After he got home and started getting ready for bed, he said he was hungry. I asked, "Clay, how can you be hungry? You just told me all the stuff you had to eat there."

He rubbed his stomach and said, "You're right. I actually feel stuffed."

Proof that God is merciful. Because any more put in would have come right back out.

Also proof that gluttony is not good.

Two hours later, Clay did his best to make it to the garbage can we'd put by his bed, "just in case". After a few minutes of cleaning, I informed Bruce that we'd be renting a carpet cleaner for the Sabbath day.

Sunday morning, Bruce took Spencer and Allison to church and I stayed home with Clay. That afternoon, when everyone was home from church, I rented a steam cleaner and we spent the rest of Sunday moving furniture and cleaning our carpet, the inside of the van, a used couch and loveseat we bought a few months back for the kids' playroom, and our couch and loveseat in the den.

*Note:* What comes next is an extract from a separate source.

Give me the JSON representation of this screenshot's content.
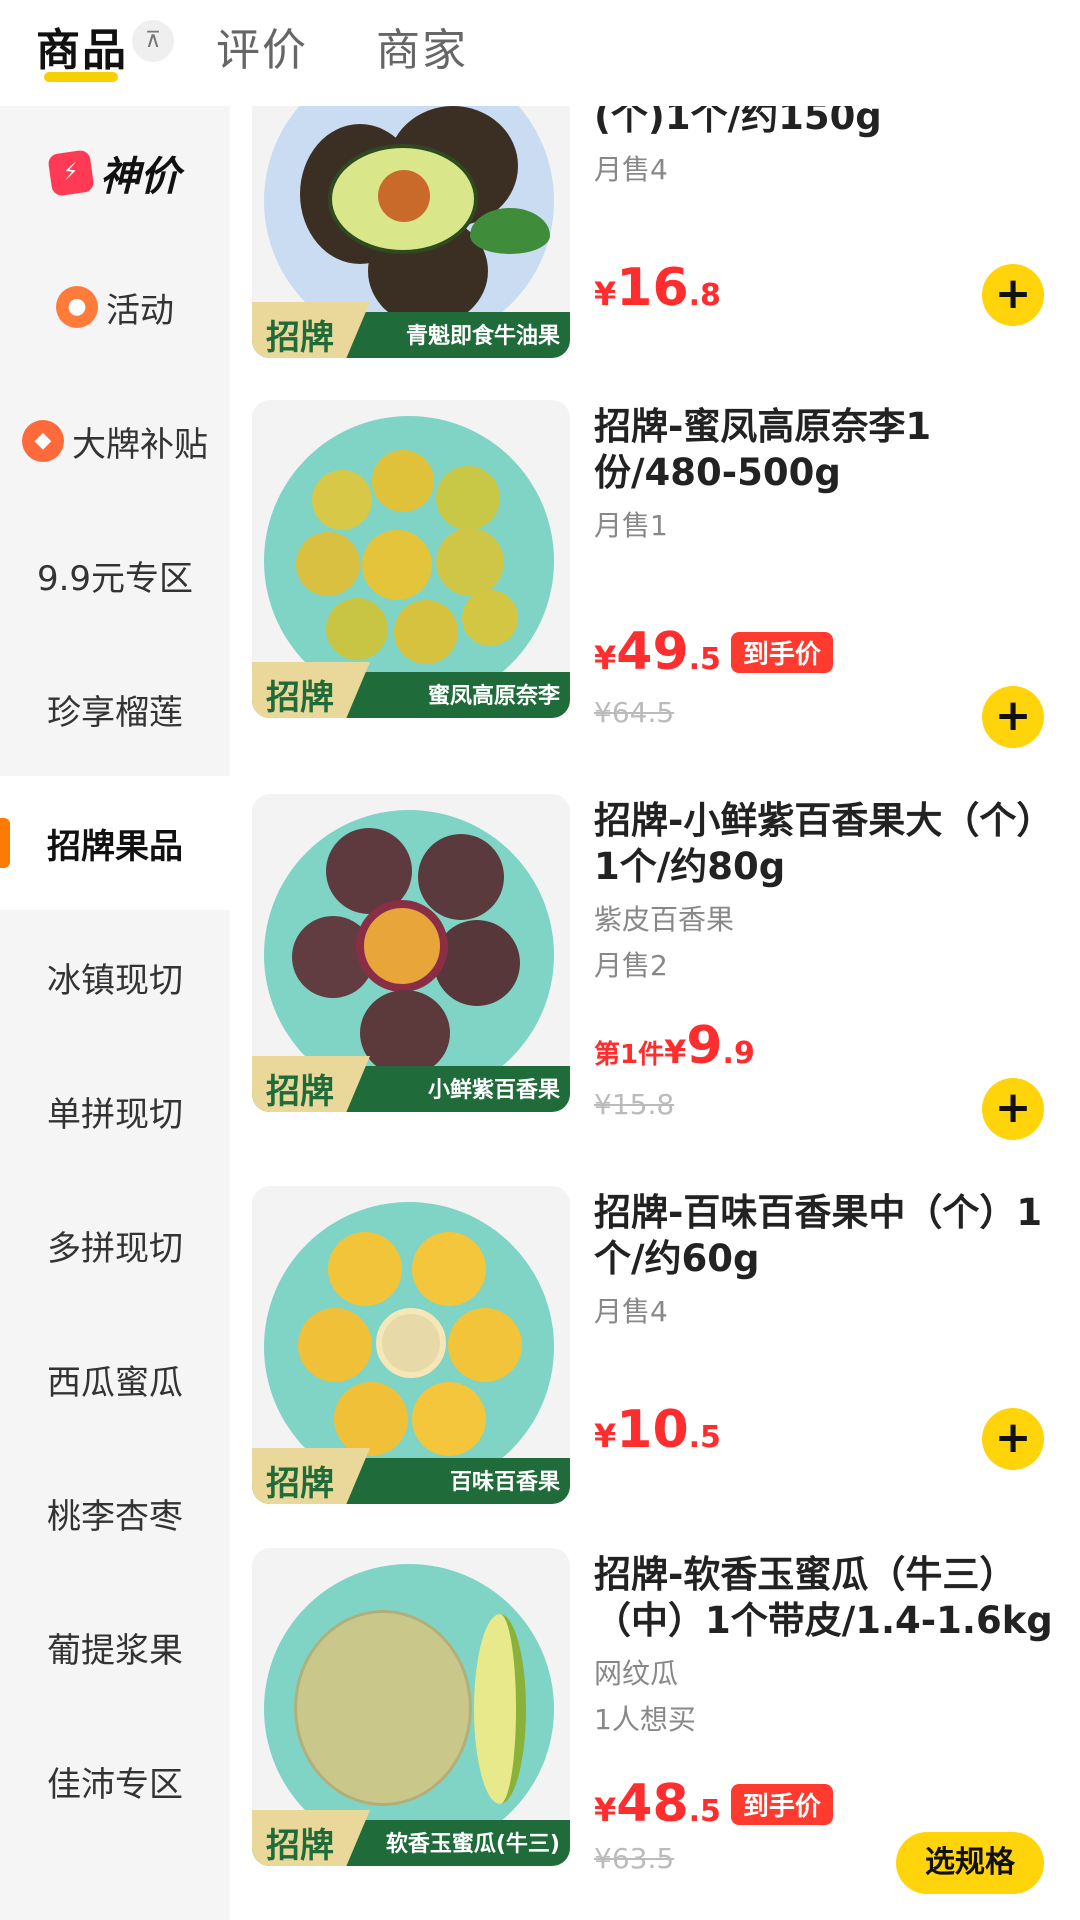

Monday morning, the exposed carpet was mostly dry, so I moved pieces of furniture back to their normal spots and let the areas they were sitting on dry. On Tuesday, I picked up all the pieces of plastic garbage bags that I had cut up to put under all the wood and metal furniture bases and legs.

Proof that sometimes you have to make a mess to clean a mess.

Here we are on Wednesday. I'm finally starting the normal housecleaning.

But I'm expecting more "stupid cleaning" in the next week or so, too.

1 comment:

Christina said...

I am going to call it stupid cleaning from now on too because that's what it is.